The problem is that only EE is anywhere near having a working 4G network in the UK, and even EE has said iPhone 5 4G customers will have to sign up with Orange or T-Mobile first. It has done this by re-assigning some of its old, 2G, frequency allocation. This is happening on the 1800MHz band, which T-Mobile and Orange has used since the original introduction of GSM digital phones.
The good news for Three customers, however, is that if you buy an iPhone 5 at launch you'll get access to 4G in the second half of next year. This is because Three has bought some of EE's capacity, which will allow it to make use of 4G on the same frequencies.
The whole 4G situation is making O2 and Vodafone very cross indeed. Mainly because they think this gives EE an advantage, but mostly because both firms refarmed their 900MHz spectrum in 2011 for 3G. Had they wanted, they could have launched a similar service to EE's at the same time.

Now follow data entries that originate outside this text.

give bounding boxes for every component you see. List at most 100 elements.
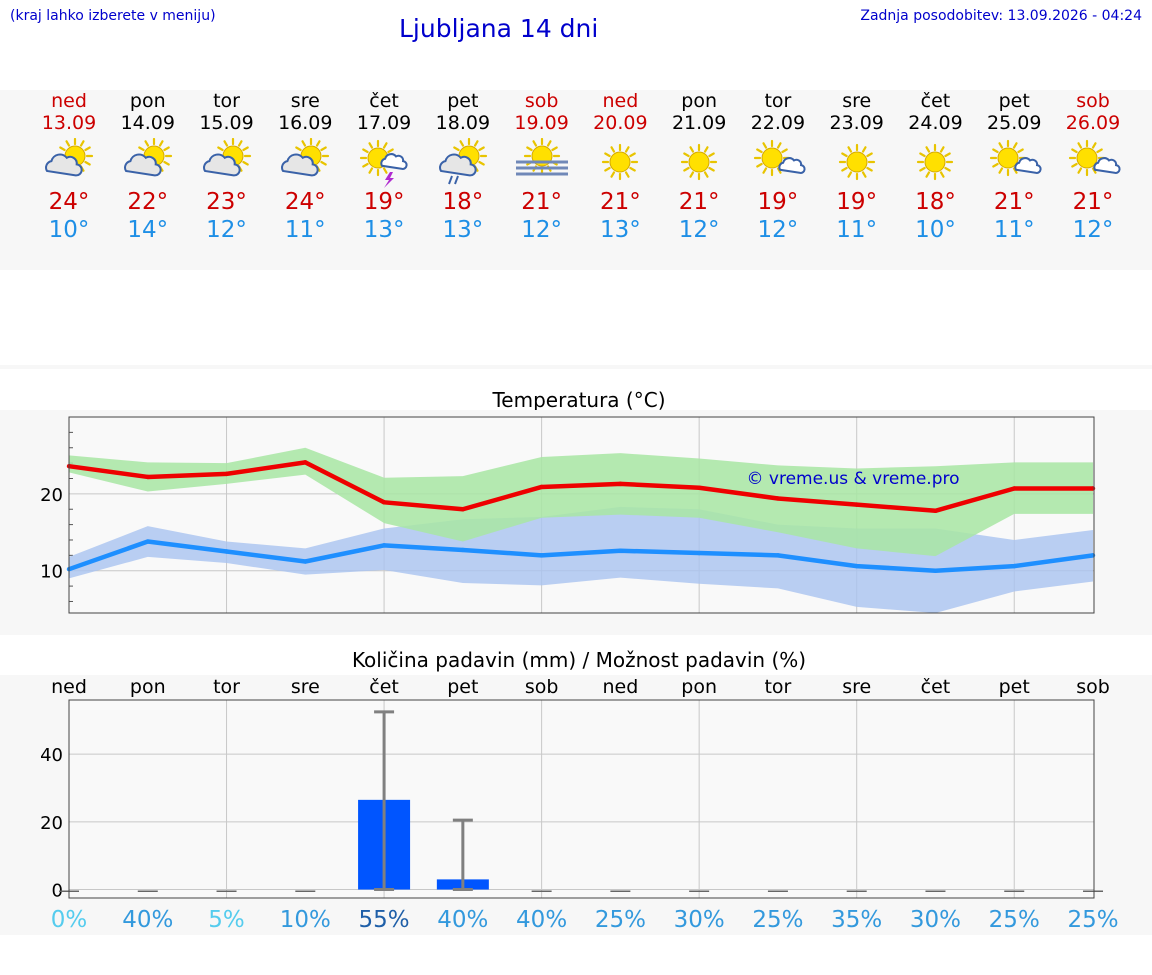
min-temperature-point xyxy=(854,563,859,569)
sun-cloud-icon xyxy=(202,138,251,177)
min-temperature: 12° xyxy=(757,217,799,243)
precipitation-probability-label: 30% xyxy=(674,907,725,933)
day-axis-label: tor xyxy=(213,676,240,698)
day-axis-label: sre xyxy=(842,676,871,698)
watermark: © vreme.us & vreme.pro xyxy=(746,469,959,489)
day-name: pon xyxy=(129,90,166,112)
max-temperature-point xyxy=(696,485,702,490)
precipitation-probability-label: 25% xyxy=(595,907,646,933)
max-temperature: 19° xyxy=(757,189,799,215)
sun-small-cloud-icon xyxy=(1068,139,1121,177)
day-axis-label: ned xyxy=(51,676,87,698)
temperature-chart-title: Temperatura (°C) xyxy=(492,388,666,412)
forecast-day: tor 22.09 19° 12° xyxy=(739,90,817,244)
max-temperature-point xyxy=(618,481,623,487)
day-date: 25.09 xyxy=(987,112,1042,134)
day-axis-label: tor xyxy=(764,676,791,698)
min-temperature: 10° xyxy=(915,217,956,243)
sun-icon xyxy=(838,143,875,181)
sun-icon xyxy=(602,143,639,181)
day-name: čet xyxy=(920,90,951,112)
last-updated: Zadnja posodobitev: 13.09.2026 - 04:24 xyxy=(860,8,1142,24)
sun-cloud-icon xyxy=(45,138,94,177)
min-temperature-point xyxy=(381,543,387,548)
min-temperature-point xyxy=(460,547,466,553)
min-temperature: 11° xyxy=(284,217,326,243)
forecast-day: tor 15.09 23° 12° xyxy=(188,90,266,244)
sun-cloud-icon xyxy=(123,138,172,177)
forecast-day: pon 21.09 21° 12° xyxy=(660,90,738,244)
max-temperature-point xyxy=(775,496,781,501)
max-temperature: 21° xyxy=(993,189,1035,215)
max-temperature: 24° xyxy=(284,189,326,215)
location-hint: (kraj lahko izberete v meniju) xyxy=(10,8,216,24)
max-temperature: 23° xyxy=(206,189,247,215)
temperature-chart: 10 20 © vreme.us & vreme.pro xyxy=(40,416,1096,614)
forecast-day: pon 14.09 22° 14° xyxy=(109,90,187,244)
day-axis-label: pon xyxy=(130,676,166,698)
day-date: 23.09 xyxy=(829,112,884,134)
min-temperature: 12° xyxy=(678,217,720,243)
max-temperature-line xyxy=(68,460,1094,514)
min-temperature-point xyxy=(1012,563,1017,569)
max-temperature-point xyxy=(224,471,229,477)
min-temperature: 11° xyxy=(993,217,1035,243)
forecast-day: sob 26.09 21° 12° xyxy=(1054,90,1132,244)
min-temperature: 10° xyxy=(48,217,90,243)
precipitation-probability-label: 55% xyxy=(359,907,410,933)
min-temperature-point xyxy=(224,549,229,554)
sun-fog-icon xyxy=(515,138,568,176)
day-name: pet xyxy=(447,90,479,112)
day-date: 20.09 xyxy=(593,112,648,134)
min-temperature: 12° xyxy=(1072,217,1114,243)
max-temperature: 19° xyxy=(363,189,405,215)
min-temperature-point xyxy=(539,553,544,558)
day-axis-label: čet xyxy=(921,676,951,698)
max-temperature-point xyxy=(303,460,308,465)
min-temperature-point xyxy=(696,550,702,556)
day-date: 13.09 xyxy=(41,112,97,134)
day-axis-label: pet xyxy=(447,676,478,698)
day-name: pet xyxy=(998,90,1030,112)
max-temperature-point xyxy=(381,500,387,505)
plot-frame xyxy=(68,416,1095,614)
forecast-day: pet 25.09 21° 11° xyxy=(975,90,1053,244)
precipitation-probability-label: 30% xyxy=(910,907,961,933)
max-temperature: 21° xyxy=(599,189,641,215)
sun-thunderstorm-icon xyxy=(359,139,408,188)
day-name: sre xyxy=(842,90,872,112)
max-temperature-point xyxy=(460,507,466,512)
precipitation-probability-label: 40% xyxy=(437,907,488,933)
precipitation-probability-label: 35% xyxy=(831,907,882,933)
max-temperature: 22° xyxy=(127,189,169,215)
day-date: 18.09 xyxy=(435,112,491,134)
precipitation-probability-label: 25% xyxy=(1067,907,1118,933)
day-date: 24.09 xyxy=(908,112,963,134)
min-temperature: 11° xyxy=(836,217,878,243)
precipitation-probability-label: 40% xyxy=(122,907,173,933)
y-tick-label: 20 xyxy=(40,813,63,834)
sun-icon xyxy=(917,143,954,181)
day-date: 16.09 xyxy=(278,112,333,134)
min-temperature-point xyxy=(775,553,781,558)
precipitation-chart: ned pon tor sre čet pet sob ned pon tor sre čet pet s… xyxy=(40,676,1118,933)
plot-frame xyxy=(68,699,1095,899)
max-temperature-point xyxy=(933,508,938,513)
min-temperature: 12° xyxy=(521,217,562,243)
min-temperature-point xyxy=(618,548,623,553)
max-temperature: 21° xyxy=(1072,189,1114,215)
plot-area xyxy=(69,700,1094,898)
max-temperature: 21° xyxy=(678,189,720,215)
max-temperature-point xyxy=(1012,486,1017,491)
day-date: 15.09 xyxy=(199,112,254,134)
day-axis-label: sob xyxy=(525,676,559,698)
min-temperature-line xyxy=(68,539,1094,573)
max-temperature: 18° xyxy=(442,189,484,215)
sun-cloud-icon xyxy=(281,138,330,177)
precipitation-probability-label: 0% xyxy=(51,907,88,933)
min-temperature-point xyxy=(145,539,150,544)
max-temperature: 21° xyxy=(521,189,562,215)
day-name: tor xyxy=(764,90,792,112)
day-name: tor xyxy=(213,90,240,112)
min-temperature-point xyxy=(303,559,308,564)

Vodafone does say, however, that it invests £1.5m in its network every day, and that it will cover 98 per cent of the population on 3G by 2015. It also claims to have better indoor coverage, something it achieved by adding 3G services on its 900MHz allocation.
In the US Apple has had the same problem with 3G. AT&T uses a GSM network, but for the phone to launch on Verizon's CDMA/EVDO network Apple had to rework the phone, and re-release. And there is every reason to expect that if, somehow, Vodafone and O2 get 4G frequencies before the next iPhone, then Apple will quite likely update the iPhone for them. It is more likely though that we won't see 4G on O2 or Vodafone until late next year: by then, the frequencies will have been approved and Apple will be able to sell a phone to that does 4G.
In the UK though, customers have got used to being able to move around from network to network. Anyone buying an unlocked iPhone 5 for its 4G abilities could very well find themselves disappointed if they hope to use it on their Vodafone or O2 contract. We suspect the problems with 4G won't be communicated well to the person on the street, leaving him both confused and angry.
So, for the love of all things gadgety, don't buy an unlocked iPhone 5 expecting it to work on your network, because you'll just end up using 3G. If you're not going to be an EE or Three customer, you're far better off waiting for Apple to introduce a new handset that supports 800MHz and 2.6GHz, the frequencies Ofcom is planning on releasing for 4G.
We can't blame Apple for any of this. Global frequency allocation is a nightmare, pure and simple, and it doesn't look like it's going to get any better. The only saving grace is that phone radios get more advanced every year, and eventually phones will probably end up supporting dozens of them. But not this year.
Based on the iPhone 4, it's a fair bet that the iPhone 5S will have support for all the UK 4G frequencies and you'll be able to buy an unlocked one, and use it on any network you like.